House passes bill to deport immigrants who harm police animals, as 190 Democrats vote no

 March 20, 2026

Lawmakers voted 228-190 to approve the BOWOW Act, legislation that would make any noncitizen convicted of or admitting to harming law enforcement animals deportable and permanently barred from reentry. Just 15 Democrats voted yes.

The vote fell largely along party lines. One hundred and ninety Democrats looked at a bill protecting police dogs and horses and decided it was the hill to die on.

What the Bill Actually Does

The Bill to Outlaw Wounding of Official Working Animals Act, introduced by Rep. Ken Calvert (R-Calif.), is about as straightforward as legislation gets. If you are a noncitizen and you assault an animal used in law enforcement operations, you become deportable. You don't get to come back.

Calvert cited an incident at Dulles Airport in June 2025 involving Hamed Aly Marie, an Egyptian traveler who kicked a police K-9 that was screening his luggage and caught smuggled produce, Fox News reported. Marie was promptly arrested by Customs and Border Protection, pleaded guilty to malicious assault on a police animal, and returned to Egypt.

Calvert said upon introducing the legislation:

"The dogs and horses on the front lines of our federal law enforcement efforts alongside our officers deserve our protection."

He added that the bill "sends a clear message that we will stand up for our four-legged friends and have zero tolerance for any immigrants who assault them."

The Democratic Objection That Isn't One

A majority of Democrats opposed the legislation because offenders could already be deported under existing law. Think about that for a moment. Their argument against a bill making it explicitly deportable to assault police animals is that it's supposedly already covered. If it's already covered, then voting yes costs you nothing. You're just reinforcing existing law. The only reason to vote no is to avoid being on record supporting deportation of any kind, for any reason, under any circumstance.

That's not a legal argument. It's a political tell.

Rep. Tom McClintock (R-Calif.) put the absurdity of the opposition in plain terms on the House floor Thursday:

"Can't we at least all agree that kicking a 5-year-old beagle at an airport should disqualify a foreign national from entering our country ever again?"

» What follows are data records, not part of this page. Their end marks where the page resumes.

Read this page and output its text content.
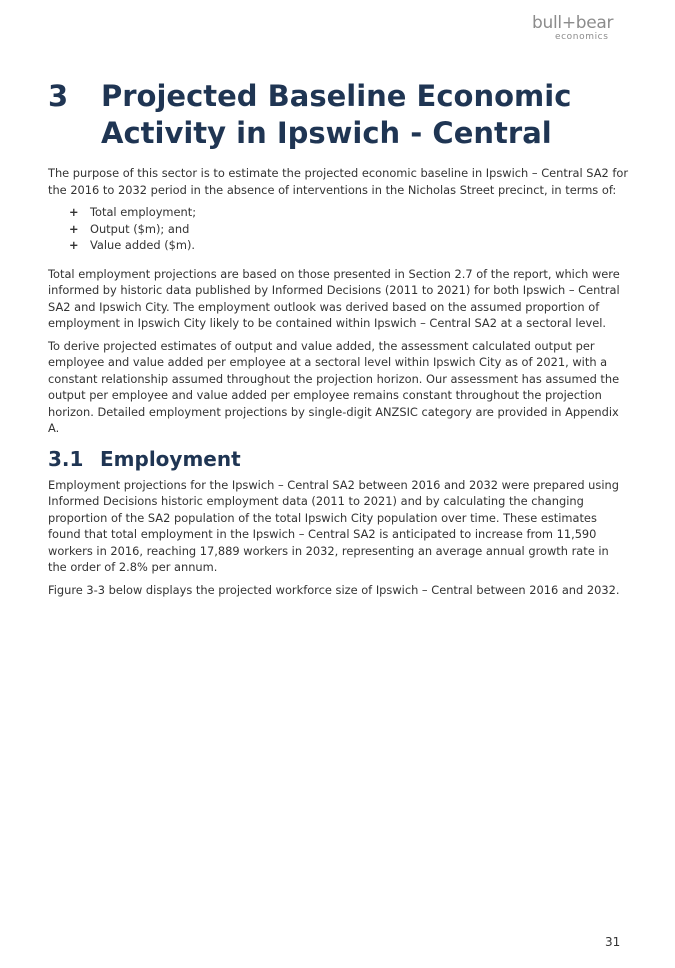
bull+bear
economics
3 Projected Baseline Economic Activity in Ipswich - Central

The purpose of this sector is to estimate the projected economic baseline in Ipswich – Central SA2 for the 2016 to 2032 period in the absence of interventions in the Nicholas Street precinct, in terms of:

+ Total employment;
+ Output ($m); and
+ Value added ($m).

Total employment projections are based on those presented in Section 2.7 of the report, which were informed by historic data published by Informed Decisions (2011 to 2021) for both Ipswich – Central SA2 and Ipswich City. The employment outlook was derived based on the assumed proportion of employment in Ipswich City likely to be contained within Ipswich – Central SA2 at a sectoral level.

To derive projected estimates of output and value added, the assessment calculated output per employee and value added per employee at a sectoral level within Ipswich City as of 2021, with a constant relationship assumed throughout the projection horizon. Our assessment has assumed the output per employee and value added per employee remains constant throughout the projection horizon. Detailed employment projections by single-digit ANZSIC category are provided in Appendix A.

3.1 Employment

Employment projections for the Ipswich – Central SA2 between 2016 and 2032 were prepared using Informed Decisions historic employment data (2011 to 2021) and by calculating the changing proportion of the SA2 population of the total Ipswich City population over time. These estimates found that total employment in the Ipswich – Central SA2 is anticipated to increase from 11,590 workers in 2016, reaching 17,889 workers in 2032, representing an average annual growth rate in the order of 2.8% per annum.

Figure 3-3 below displays the projected workforce size of Ipswich – Central between 2016 and 2032.

31
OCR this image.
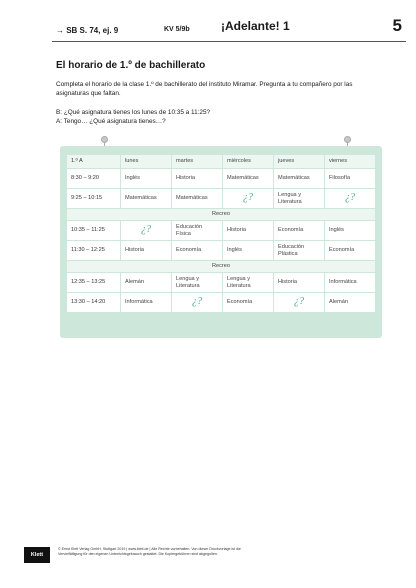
→ SB S. 74, ej. 9	KV 5/9b	¡Adelante! 1	5
El horario de 1.º de bachillerato
Completa el horario de la clase 1.º de bachillerato del instituto Miramar. Pregunta a tu compañero por las asignaturas que faltan.
B: ¿Qué asignatura tienes los lunes de 10:35 a 11:25?
A: Tengo… ¿Qué asignatura tienes…?
1.º A	lunes	martes	miércoles	jueves	viernes
8:30 – 9:20	Inglés	Historia	Matemáticas	Matemáticas	Filosofía
9:25 – 10:15	Matemáticas	Matemáticas	¿?	Lengua y Literatura	¿?
Recreo					
10:35 – 11:25	¿?	Educación Física	Historia	Economía	Inglés
11:30 – 12:25	Historia	Economía	Inglés	Educación Plástica	Economía
Recreo					
12:35 – 13:25	Alemán	Lengua y Literatura	Lengua y Literatura	Historia	Informática
13:30 – 14:20	Informática	¿?	Economía	¿?	Alemán
Klett
© Ernst Klett Verlag GmbH, Stuttgart 2019 | www.klett.de | Alle Rechte vorbehalten. Von dieser Druckvorlage ist die Vervielfältigung für den eigenen Unterrichtsgebrauch gestattet. Die Kopiergebühren sind abgegolten.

Apparently not. Not if agreeing means conceding that illegal immigrants who commit crimes should face deportation. The Democratic caucus has made deportation itself the enemy, regardless of what triggers it. Assault a police animal? Existing law handles it. Defraud the government? Existing law handles it. At a certain point, "existing law handles it" stops being a policy position and starts being a reflex to avoid ever voting for removal.

Raskin's Deflection

Rep. Jamie Raskin (D-Md.) offered the most revealing response of the day. Rather than engage with the substance of the bill, he pivoted entirely. On the House floor Thursday, Raskin said:

"Here's what America is talking about: Donald Trump's unauthorized, undeclared war of choice."

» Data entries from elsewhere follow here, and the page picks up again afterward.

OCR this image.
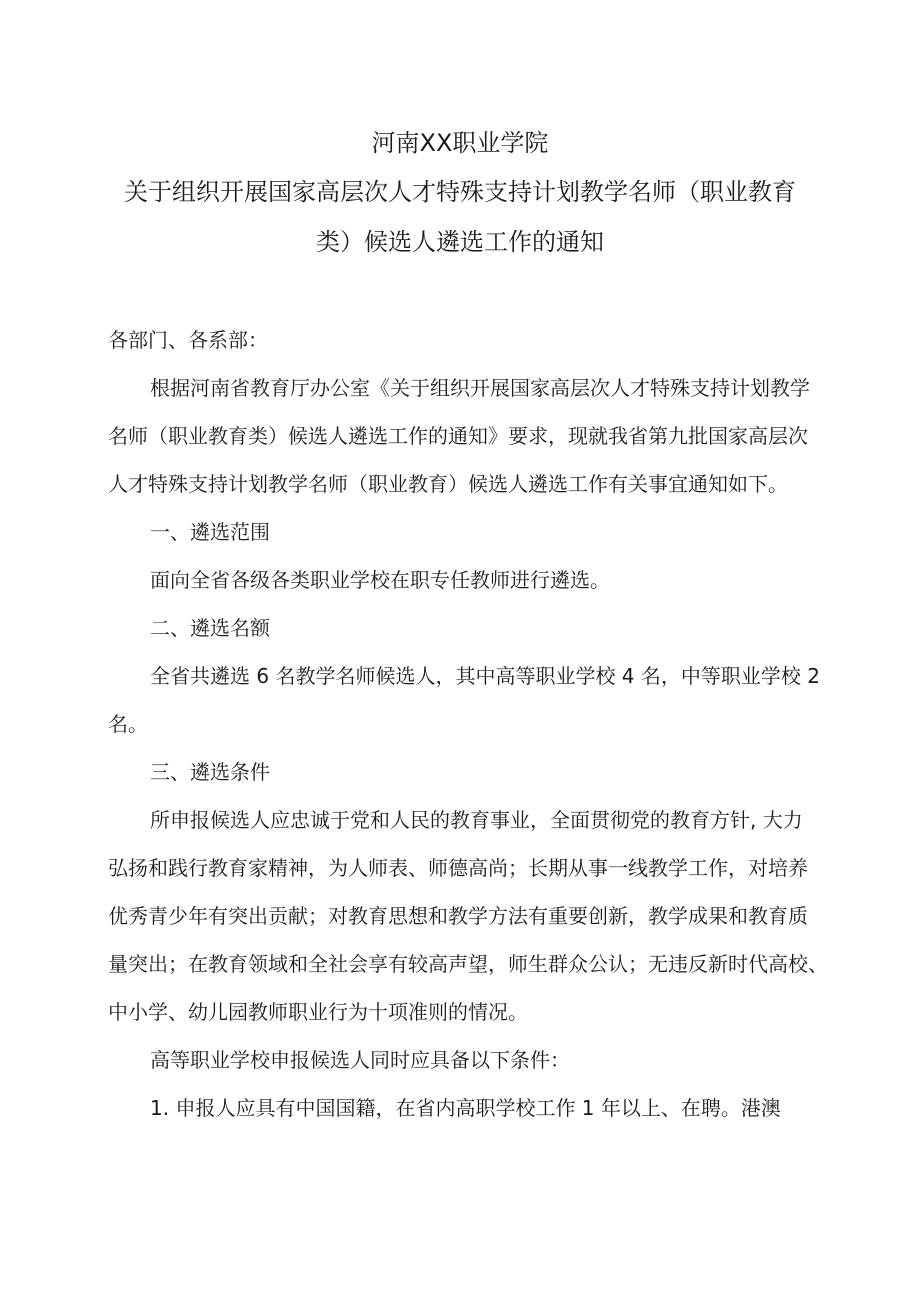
河南XX职业学院
关于组织开展国家高层次人才特殊支持计划教学名师（职业教育
类）候选人遴选工作的通知
各部门、各系部：
根据河南省教育厅办公室《关于组织开展国家高层次人才特殊支持计划教学
名师（职业教育类）候选人遴选工作的通知》要求，现就我省第九批国家高层次
人才特殊支持计划教学名师（职业教育）候选人遴选工作有关事宜通知如下。
一、遴选范围
面向全省各级各类职业学校在职专任教师进行遴选。
二、遴选名额
全省共遴选 6 名教学名师候选人，其中高等职业学校 4 名，中等职业学校 2
名。
三、遴选条件
所申报候选人应忠诚于党和人民的教育事业，全面贯彻党的教育方针, 大力
弘扬和践行教育家精神，为人师表、师德高尚；长期从事一线教学工作，对培养
优秀青少年有突出贡献；对教育思想和教学方法有重要创新，教学成果和教育质
量突出；在教育领域和全社会享有较高声望，师生群众公认；无违反新时代高校、
中小学、幼儿园教师职业行为十项准则的情况。
高等职业学校申报候选人同时应具备以下条件：
1. 申报人应具有中国国籍，在省内高职学校工作 1 年以上、在聘。港澳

He followed up: "What are MAGA Republicans in Congress talking about this week? They're talking about the BOWOW Act."

This is the standard Democratic playbook when caught on the wrong side of a common-sense vote. Don't defend your position. Change the subject. Mock the bill's name. Hope nobody notices you just voted against protecting police dogs.

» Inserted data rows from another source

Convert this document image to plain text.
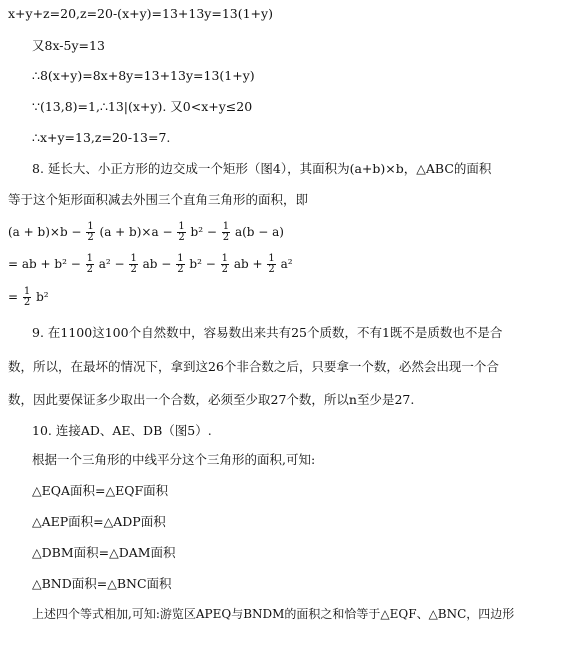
x+y+z=20,z=20-(x+y)=13+13y=13(1+y)
又8x-5y=13
∴8(x+y)=8x+8y=13+13y=13(1+y)
∵(13,8)=1,∴13|(x+y). 又0<x+y≤20
∴x+y=13,z=20-13=7.
8. 延长大、小正方形的边交成一个矩形（图4），其面积为(a+b)×b，△ABC的面积
等于这个矩形面积减去外围三个直角三角形的面积，即
$(a + b)\times b - \frac{1}{2} (a + b)\times a - \frac{1}{2} b^2 - \frac{1}{2} a(b - a)$
= ab + $b^2 - \frac{1}{2} a^2 - \frac{1}{2}$ ab − $\frac{1}{2} b^2 - \frac{1}{2}$ ab + $\frac{1}{2} a^2$
= $\frac{1}{2} b^2$
9. 在1100这100个自然数中，容易数出来共有25个质数，不有1既不是质数也不是合
数，所以，在最坏的情况下，拿到这26个非合数之后，只要拿一个数，必然会出现一个合
数，因此要保证多少取出一个合数，必须至少取27个数，所以n至少是27.
10. 连接AD、AE、DB（图5）.
根据一个三角形的中线平分这个三角形的面积,可知:
△EQA面积=△EQF面积
△AEP面积=△ADP面积
△DBM面积=△DAM面积
△BND面积=△BNC面积
上述四个等式相加,可知:游览区APEQ与BNDM的面积之和恰等于△EQF、△BNC，四边形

Raskin's objection isn't that the bill is bad policy. It's that Republicans dared to bring it up at all. Congress, in Raskin's view, should only discuss what Democrats consider important. Everything else is a distraction. It's a convenient framework that allows you to vote against anything without ever explaining why.

A Pattern Across the Week

The BOWOW Act wasn't the only bill that exposed this fault line. House Republicans also passed legislation on Wednesday that would make noncitizens convicted of or admitting to defrauding the government eligible for deportation and banned from future entry. That measure drew just 20 Democratic votes. Rep. Marie Gluesenkamp Perez (D-Wash.), described as one of the most vulnerable Democrats running for re-election, notably opposed even that measure.

Two bills in one week. One targeting fraud, one targeting violence against police animals. Both offer clear, narrow grounds for deportation. Both opposed by the vast majority of Democrats. The pattern is unmistakable: the Democratic caucus will not vote for deportation provisions, period. The specific offense is irrelevant. The principle they're defending isn't legal precision. It's ideological resistance to enforcement itself.

What Happens Next

The legislation will likely face opposition from Senate Democrats, where it is expected to stall. That outcome, if it materializes, will be its own kind of clarity. The House put the question on the record. Every member's vote is now public. And 190 Democrats chose to stand against a bill that says: if you're a foreign national and you attack a police dog, you should be deported.

Good luck explaining that one at a town hall.